La baisse des coûts de financement a considérablement accru l’avantage de coût de l’achat par rapport à la location d’un logement. Aux prix d’achat, loyers et taux d’intérêts actuels, les frais d’habitation annuels des nouveaux propriétaires sont inférieurs d’environ 15% à ceux des locataires d’un logement équivalent. Le rendement sur capitaux propres d’un logement à usage propre est considérable: 4 à 5% pour un nantissement des deux tiers. Compte tenu, notamment, de l’incertitude croissante concernant la prévoyance vieillesse, cela semble très alléchant. Les taux d’intérêt négatifs font donc que le logement est de plus en plus perçu comme un investissement, et moins comme un bien de consommation.

Par ailleurs, beaucoup de ménages ont acheté un logement non strictement pour leur propre usage, mais aussi comme placement financier. En effet, à l’heure actuelle, un appartement sur six acheté en propriété par étages est loué, soit moitié plus qu'il y a dix ans à peine. Les taux d’intérêt négatifs rendent également plus intéressants les rendements locatifs, même bas en termes absolus. En même temps, depuis 2014, la même proportion d’appartements achetés servent de résidence secondaire – la plupart dans les centres urbains. Beaucoup d’acheteurs estiment en effet que les taux d'intérêt négatifs et la pénurie de placements rentables rendent peu probable une baisse de valeur, et tablent sur une appréciation à long terme.

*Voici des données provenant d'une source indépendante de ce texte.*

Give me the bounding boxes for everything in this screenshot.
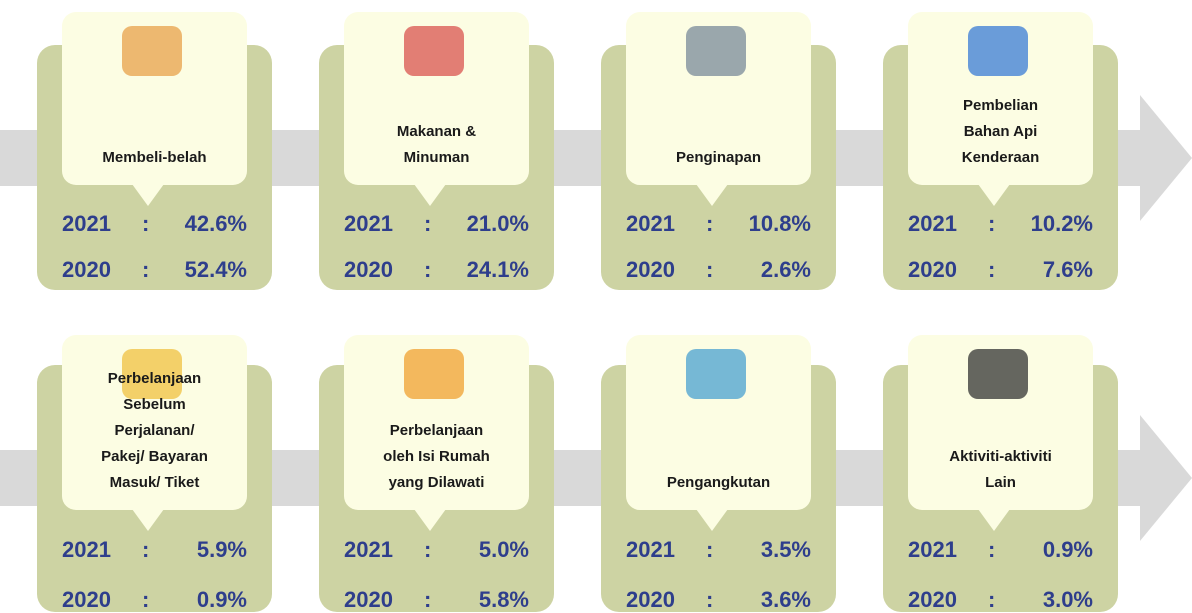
icon	[686, 26, 746, 76]
percentage: 3.6%	[760, 587, 811, 612]
separator: :	[706, 257, 714, 282]
year: 2020	[908, 257, 957, 282]
year: 2021	[908, 537, 957, 562]
card-label: Perbelanjaan	[107, 370, 202, 387]
year: 2021	[626, 537, 675, 562]
percentage: 10.8%	[748, 211, 811, 236]
separator: :	[706, 587, 714, 612]
year: 2021	[62, 537, 111, 562]
percentage: 21.0%	[466, 211, 529, 236]
year: 2021	[344, 211, 393, 236]
year: 2021	[344, 537, 393, 562]
year: 2020	[626, 587, 675, 612]
card-label: Pengangkutan	[666, 474, 771, 491]
separator: :	[988, 211, 996, 236]
card-label: Perjalanan/	[114, 422, 195, 439]
separator: :	[988, 257, 996, 282]
percentage: 0.9%	[196, 587, 247, 612]
year: 2021	[908, 211, 957, 236]
icon	[404, 349, 464, 399]
separator: :	[142, 211, 150, 236]
card-label: Makanan &	[396, 123, 477, 140]
year: 2020	[344, 587, 393, 612]
percentage: 52.4%	[184, 257, 247, 282]
card-label: Minuman	[403, 149, 470, 166]
callout-pointer	[414, 509, 446, 531]
percentage: 24.1%	[466, 257, 529, 282]
card-label: Sebelum	[123, 396, 186, 413]
percentage: 10.2%	[1030, 211, 1093, 236]
icon	[968, 26, 1028, 76]
percentage: 0.9%	[1042, 537, 1093, 562]
separator: :	[142, 257, 150, 282]
percentage: 3.5%	[760, 537, 811, 562]
callout-pointer	[978, 509, 1010, 531]
separator: :	[424, 537, 432, 562]
callout-pointer	[978, 184, 1010, 206]
card-label: Lain	[985, 474, 1016, 491]
separator: :	[142, 587, 150, 612]
callout-pointer	[414, 184, 446, 206]
card-label: Masuk/ Tiket	[109, 474, 200, 491]
callout-pointer	[132, 509, 164, 531]
year: 2020	[908, 587, 957, 612]
icon	[404, 26, 464, 76]
year: 2020	[62, 257, 111, 282]
percentage: 7.6%	[1042, 257, 1093, 282]
separator: :	[988, 587, 996, 612]
card-label: oleh Isi Rumah	[383, 448, 490, 465]
separator: :	[142, 537, 150, 562]
card-label: Bahan Api	[963, 123, 1038, 140]
percentage: 3.0%	[1042, 587, 1093, 612]
arrow-head	[1140, 95, 1192, 221]
separator: :	[706, 537, 714, 562]
separator: :	[424, 257, 432, 282]
year: 2020	[62, 587, 111, 612]
separator: :	[424, 587, 432, 612]
percentage: 5.8%	[478, 587, 529, 612]
separator: :	[706, 211, 714, 236]
year: 2021	[62, 211, 111, 236]
card-label: Penginapan	[675, 149, 761, 166]
callout-pointer	[696, 184, 728, 206]
icon	[122, 349, 182, 399]
card-label: yang Dilawati	[388, 474, 485, 491]
year: 2020	[344, 257, 393, 282]
card-label: Pembelian	[962, 97, 1039, 114]
card-label: Membeli-belah	[102, 149, 207, 166]
card-label: Kenderaan	[961, 149, 1040, 166]
card-label: Pakej/ Bayaran	[101, 448, 208, 465]
percentage: 5.0%	[478, 537, 529, 562]
card-label: Aktiviti-aktiviti	[949, 448, 1052, 465]
separator: :	[424, 211, 432, 236]
card-label: Perbelanjaan	[389, 422, 484, 439]
percentage: 42.6%	[184, 211, 247, 236]
icon	[122, 26, 182, 76]
callout-pointer	[132, 184, 164, 206]
icon	[968, 349, 1028, 399]
year: 2020	[626, 257, 675, 282]
callout-pointer	[696, 509, 728, 531]
percentage: 2.6%	[760, 257, 811, 282]
percentage: 5.9%	[196, 537, 247, 562]
separator: :	[988, 537, 996, 562]
icon	[686, 349, 746, 399]
year: 2021	[626, 211, 675, 236]
arrow-head	[1140, 415, 1192, 541]
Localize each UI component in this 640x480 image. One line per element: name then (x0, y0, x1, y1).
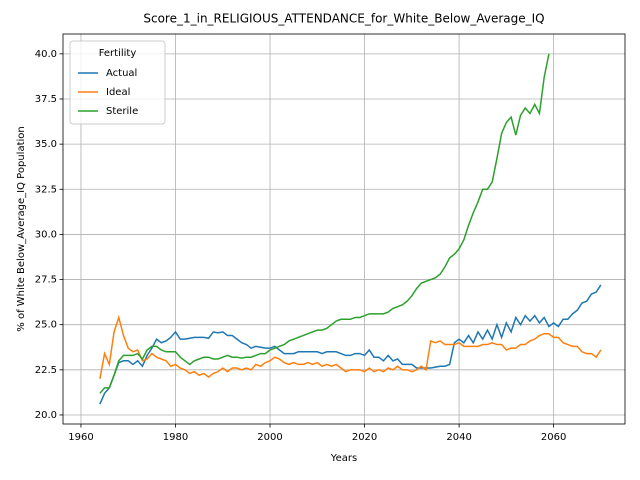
data-line (99, 314, 602, 379)
x-tick-label: 2000 (257, 432, 282, 443)
legend-title: Fertility (99, 48, 137, 59)
y-tick-label: 35.0 (35, 139, 57, 150)
legend-label: Actual (106, 68, 137, 79)
x-tick-label: 2020 (352, 432, 377, 443)
y-axis-label: % of White Below_Average_IQ Population (16, 126, 27, 331)
legend-label: Sterile (106, 106, 138, 117)
x-tick-label: 1980 (163, 432, 188, 443)
y-tick-label: 32.5 (35, 184, 57, 195)
y-tick-label: 27.5 (35, 275, 57, 286)
x-tick-label: 2060 (541, 432, 566, 443)
data-line (99, 284, 602, 405)
y-tick-label: 20.0 (35, 410, 57, 421)
plot-frame (62, 33, 626, 425)
legend-box (69, 40, 166, 125)
y-tick-label: 40.0 (35, 49, 57, 60)
y-tick-label: 25.0 (35, 320, 57, 331)
legend-label: Ideal (106, 87, 130, 98)
y-tick-label: 37.5 (35, 94, 57, 105)
x-tick-label: 2040 (446, 432, 471, 443)
y-tick-label: 22.5 (35, 365, 57, 376)
chart-title: Score_1_in_RELIGIOUS_ATTENDANCE_for_Whit… (143, 12, 544, 26)
data-line (99, 53, 550, 394)
x-axis-label: Years (330, 453, 357, 464)
legend: Fertility Actual Ideal Sterile (69, 40, 166, 125)
x-tick-label: 1960 (68, 432, 93, 443)
y-tick-label: 30.0 (35, 229, 57, 240)
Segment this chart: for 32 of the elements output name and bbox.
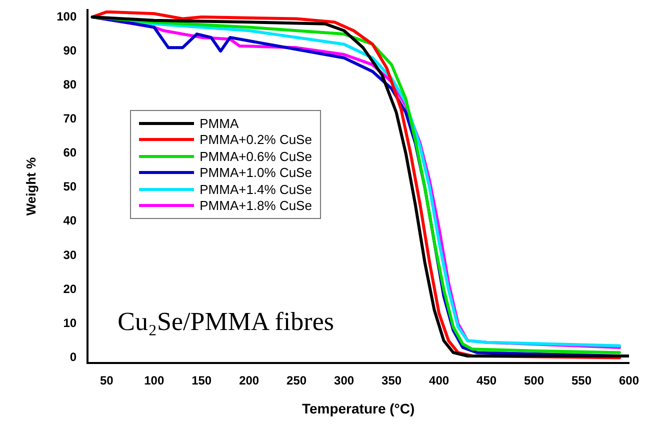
y-tick-label: 70	[63, 112, 77, 126]
x-tick-label: 600	[618, 373, 640, 388]
y-tick-label: 80	[63, 77, 77, 92]
y-tick-label: 30	[63, 248, 77, 262]
x-tick-label: 250	[286, 373, 307, 388]
y-tick-label: 20	[63, 282, 77, 296]
y-tick-label: 90	[63, 43, 77, 58]
x-axis-title: Temperature (°C)	[302, 400, 415, 416]
legend-label: PMMA+0.6% CuSe	[200, 148, 312, 164]
legend-label: PMMA	[200, 116, 239, 131]
y-tick-label: 50	[63, 180, 77, 194]
legend-label: PMMA+1.4% CuSe	[200, 182, 312, 197]
x-tick-label: 550	[571, 373, 592, 388]
x-tick-label: 450	[476, 373, 497, 388]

Le taux de vacance fait partie du jeu

Les faibles taux d’intérêt ont fait augmenter rapidement les taux de vacance des logements locatifs. Certes, l’introduction de taux d’intérêt négatifs n’a pas eu d’impact direct notable sur l’activité de construction: le nombre de permis de construire n’a que peu varié de 2012 à 2017. Mathématiquement, l’augmentation du nombre de logements vacants s’explique en grande partie par le ralentissement démographique. Cependant, les taux d’intérêt bas ont encouragé l’activité de construction, empêchant l’offre de s’adapter à la baisse de la demande. En outre, la quête de rendements positifs réguliers a encouragé les investisseurs à se tourner vers les appartements locatifs plutôt que les logements à vendre. À l’heure actuelle, près de 60% de toutes les demandes de permis de construire visent des immeubles locatifs, contre 50% en 2012.

Néanmoins, à l’échelle nationale, le taux de vacance devrait bientôt avoir atteint son paroxysme. La dépréciation des immeubles et les obligations d'amortissement imposent des limites à la patience lors de la mise sur le marché. Ainsi, malgré les taux d’intérêt négatifs, on constate depuis plusieurs trimestres un fléchissement de l’activité de construction, ainsi qu’un déplacement des projets immobiliers vers les régions à faible taux de vacance. Cependant, il est peu probable que le nombre de logements inoccupés revienne aux niveaux d’avant 2015. En effet, plus les coûts de capital sont bas, plus longtemps on peut patienter avant la location complète des biens.

Les prix des logements en propriété poursuivent leur progression

En moyenne, les prix des logements en propriété ont augmenté de 0,6% au second trimestre 2020, ce qui correspond à une croissance de 2,7% par rapport à l’année dernière. Abstraction faite de l’inflation, l’augmentation a été de 4%, la plus forte depuis 2013. En revanche, les prix des logements dans le segment haut de gamme ont subi des vents contraires. Ils ont baissé de presque 2% par rapport au trimestre précédent. Par ailleurs, le volume des transactions s’est fortement réduit.